Image: AP Photo/Jason E. Miczek
By
We may earn a commission from links on this page.

The US Census Bureau is concerned about privacy. Maybe a little too concerned.

As a data-focused journalist who writes about economic and demographic trends, I use census data a lot. Specifically, I rely on the individual-level microdata that is released by the bureau and turned into an easily usable format by the Minnesota Population Center. I am among tens of of thousands (pdf) of data analysts who rely on this data to study American poverty, health, and population patterns. The US Census announced this week that, because of privacy concerns, this microdata will no longer be made widely available.

Microdata are data that are not yet summarized into tables, but available for download in their raw form. In the case of the census, microdata features detailed information about specific individuals, but not their names or addresses. Working with this data means that analysts don’t have to rely on the aggregate statistics the agency calculates. Instead, they can calculate anything they want by constructing their own populations from individual-level responses. Microdata are available for the decennial census going back to 1850 and for the annual American Community Survey, which has been published since 2000. For both surveys, a massive amount of demographic and economic data is collected.

I’ve often wondered when using this wealth of data whether I could uncover actual people. Take this hypothetical: Imagine that if in the 2017 American Community Survey, I found that there is a 35-year-old man who is plumber and lives in New Rochelle, New York. From the microdata, I also know he has three kids and his wife is an elementary school teacher. Could I identify him in real life? If I could, I would be able to glean private information like his income and health insurance status from a public database released by the government.

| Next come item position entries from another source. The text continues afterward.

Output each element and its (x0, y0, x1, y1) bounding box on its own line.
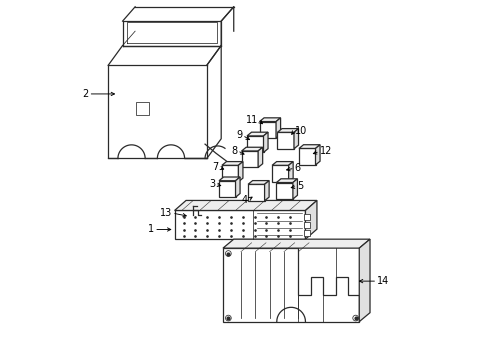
Polygon shape (298, 145, 319, 148)
Text: 6: 6 (294, 163, 300, 173)
Polygon shape (238, 162, 243, 182)
Polygon shape (247, 184, 264, 201)
Polygon shape (241, 147, 262, 151)
Polygon shape (263, 132, 267, 152)
Text: 8: 8 (231, 145, 237, 156)
Polygon shape (359, 239, 369, 321)
Polygon shape (293, 129, 298, 149)
Text: 13: 13 (160, 208, 172, 218)
Text: 10: 10 (294, 126, 306, 135)
Text: 9: 9 (236, 130, 242, 140)
Text: 4: 4 (242, 195, 247, 205)
Polygon shape (174, 201, 316, 211)
Polygon shape (276, 118, 280, 138)
Text: 1: 1 (148, 225, 154, 234)
Polygon shape (303, 222, 309, 228)
Polygon shape (276, 183, 292, 199)
Polygon shape (222, 165, 238, 182)
Polygon shape (271, 162, 292, 165)
Polygon shape (277, 129, 298, 132)
Polygon shape (222, 162, 243, 165)
Polygon shape (298, 148, 315, 165)
Polygon shape (259, 122, 276, 138)
Text: 11: 11 (245, 115, 257, 125)
Polygon shape (277, 132, 293, 149)
Polygon shape (219, 177, 240, 181)
Text: 7: 7 (212, 162, 218, 172)
Polygon shape (315, 145, 319, 165)
Polygon shape (219, 181, 235, 197)
Polygon shape (259, 118, 280, 122)
Polygon shape (223, 239, 369, 248)
Polygon shape (264, 181, 268, 201)
Polygon shape (235, 177, 240, 197)
Polygon shape (246, 136, 263, 152)
Polygon shape (292, 179, 297, 199)
Polygon shape (136, 102, 148, 115)
Text: 12: 12 (319, 146, 331, 156)
Polygon shape (305, 201, 316, 239)
Polygon shape (246, 132, 267, 136)
Polygon shape (303, 230, 309, 235)
Polygon shape (303, 214, 309, 220)
Text: 14: 14 (376, 276, 388, 286)
Polygon shape (288, 162, 292, 182)
Text: 5: 5 (297, 181, 303, 191)
Polygon shape (174, 211, 305, 239)
Polygon shape (271, 165, 288, 182)
Polygon shape (258, 147, 262, 167)
Polygon shape (223, 248, 359, 321)
Text: 2: 2 (82, 89, 88, 99)
Polygon shape (247, 181, 268, 184)
Polygon shape (276, 179, 297, 183)
Polygon shape (241, 151, 258, 167)
Text: 3: 3 (208, 179, 215, 189)
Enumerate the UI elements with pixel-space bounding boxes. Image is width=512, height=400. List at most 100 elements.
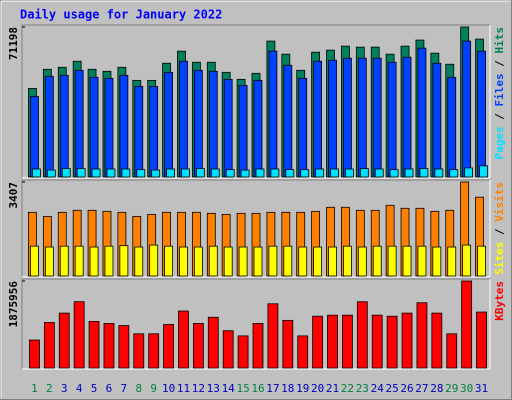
bar <box>477 50 486 178</box>
bar <box>372 57 382 178</box>
bar <box>330 168 339 178</box>
bar <box>298 246 308 277</box>
legend-entry: Sites <box>493 242 506 275</box>
bar <box>181 168 190 178</box>
bar <box>297 335 309 369</box>
bar <box>434 168 444 178</box>
bar <box>283 64 293 178</box>
bar <box>298 77 308 178</box>
bar <box>462 40 472 178</box>
bar <box>104 245 114 277</box>
x-tick-label: 1 <box>31 382 38 395</box>
bar <box>404 168 414 178</box>
bar <box>402 56 412 178</box>
x-tick-label: 27 <box>415 382 428 395</box>
bar <box>89 76 99 178</box>
bar <box>327 314 338 369</box>
legend-entry: Visits <box>493 182 506 222</box>
x-tick-label: 17 <box>266 382 279 395</box>
x-tick-label: 29 <box>445 382 458 395</box>
x-tick-label: 8 <box>135 382 142 395</box>
bar <box>103 323 115 369</box>
bar <box>447 246 457 277</box>
bar <box>253 246 263 277</box>
bar <box>419 168 429 178</box>
bar <box>479 165 488 178</box>
bar <box>270 168 280 178</box>
bar <box>134 246 144 277</box>
bar <box>149 244 159 277</box>
bar <box>119 245 129 277</box>
bar <box>106 168 116 178</box>
x-tick-label: 25 <box>386 382 399 395</box>
x-tick-label: 10 <box>162 382 175 395</box>
chart-title: Daily usage for January 2022 <box>20 8 222 22</box>
legend-separator: / <box>493 54 506 74</box>
bar <box>402 245 412 277</box>
y-tick-label: 3407 <box>7 182 20 209</box>
bar <box>208 245 218 277</box>
bar <box>74 245 84 277</box>
bar <box>164 245 173 277</box>
bar <box>313 60 323 178</box>
bar <box>342 314 353 369</box>
bar <box>91 168 101 178</box>
bar <box>89 246 99 277</box>
bar <box>238 84 248 178</box>
bar <box>32 168 41 178</box>
bar <box>46 169 56 178</box>
bar <box>345 168 354 178</box>
x-tick-label: 30 <box>460 382 473 395</box>
bar <box>223 246 233 277</box>
x-tick-label: 7 <box>121 382 128 395</box>
bar <box>136 169 146 178</box>
x-tick-label: 24 <box>371 382 385 395</box>
legend: Pages / Files / Hits <box>493 27 506 160</box>
bar <box>449 169 459 178</box>
bar <box>432 246 442 277</box>
x-tick-label: 21 <box>326 382 339 395</box>
bar <box>372 245 382 277</box>
bar <box>432 62 442 178</box>
legend-separator: / <box>493 107 506 127</box>
bar <box>30 245 39 277</box>
bar <box>315 168 325 178</box>
bar <box>163 324 174 369</box>
bar <box>255 168 265 178</box>
bar <box>43 322 55 369</box>
y-tick-label: 1875956 <box>7 281 20 328</box>
bar <box>119 74 129 178</box>
bar <box>208 70 218 178</box>
bar <box>58 312 70 369</box>
bar <box>195 168 205 178</box>
bar <box>30 96 39 178</box>
bar <box>149 86 159 178</box>
bar <box>285 169 295 178</box>
bar <box>416 302 428 369</box>
bar <box>179 246 188 277</box>
x-tick-label: 2 <box>46 382 53 395</box>
bar <box>312 315 324 369</box>
x-tick-label: 13 <box>207 382 220 395</box>
bar <box>148 333 160 369</box>
bar <box>59 74 69 178</box>
legend-entry: KBytes <box>493 281 506 321</box>
bar <box>133 333 145 369</box>
legend-separator: / <box>493 222 506 242</box>
x-tick-label: 18 <box>281 382 294 395</box>
bar <box>179 60 188 178</box>
bar <box>283 245 293 277</box>
bar <box>464 167 474 178</box>
x-tick-label: 9 <box>150 382 157 395</box>
bar <box>343 57 352 178</box>
bar <box>193 69 203 178</box>
bar <box>267 303 279 369</box>
bar <box>446 333 458 369</box>
bar <box>240 169 250 178</box>
bar <box>389 169 399 178</box>
legend: Sites / Visits <box>493 182 506 275</box>
bar <box>225 169 235 178</box>
bar <box>104 77 114 178</box>
bar <box>44 246 54 277</box>
bar <box>328 59 337 178</box>
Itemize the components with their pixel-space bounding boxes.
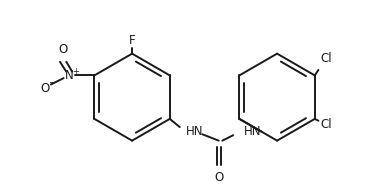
Text: O: O xyxy=(40,82,49,94)
Text: O: O xyxy=(58,43,67,56)
Text: HN: HN xyxy=(186,125,204,138)
Text: Cl: Cl xyxy=(320,118,332,131)
Text: O: O xyxy=(214,171,223,184)
Text: HN: HN xyxy=(244,125,262,138)
Text: Cl: Cl xyxy=(320,52,332,64)
Text: N: N xyxy=(65,69,73,82)
Text: +: + xyxy=(73,67,79,76)
Text: −: − xyxy=(49,78,57,88)
Text: F: F xyxy=(129,34,135,47)
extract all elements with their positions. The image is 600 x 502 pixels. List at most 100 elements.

But even if I did find the plumber in New Rochelle, I couldn’t be sure that the income and health insurance information listed for him is correct, because the agency takes measures to anonymize its data. For example, the bureau introduces randomness by swapping the ages or races of otherwise demographically similar households.

The Census Bureau now thinks this might not be enough. Its new approach is called “differential privacy“—a method already used by tech companies like Apple and Facebook in their attempts to protect the personal data of users. Differential privacy works by introducing so much randomness into the data that it is mathematically impossible to accurately reconstruct confidential information. One upshot of differential privacy is that microdata cannot be offered to the public.

Steven Ruggles, director of the University of Minnesota’s Institute for Social Research and Data Innovation, find this decision baffling. In a report he prepared on the differential privacy decision (pdf), he points out that there “not a single documented case” of a data analyst revealing the responses of a person in the real world. He says the data swapping and randomization process that is currently used is already quite strong. He calls the idea that the census needs tighter privacy rules “chimerical.” Yes, he acknowledges, it is possible to see people’s personal data, but if you can’t identify who they actually are, who cares?

Ruggles isn’t the only researcher who is upset. Many academics and journalists fear that differential privacy will impede their research. Although the bureau suggests that much of the data will still be accessible in secure federally run data centers across the country, access to this information will become more expensive and time-consuming.

The decision may not be final. There were similar rumblings about privacy issues prior to the 2000 census that were eventually resolved. Ruggles is hopeful that a compromise can be reached, making the information even more secure while maintaining wide access to this incredibly rich data source.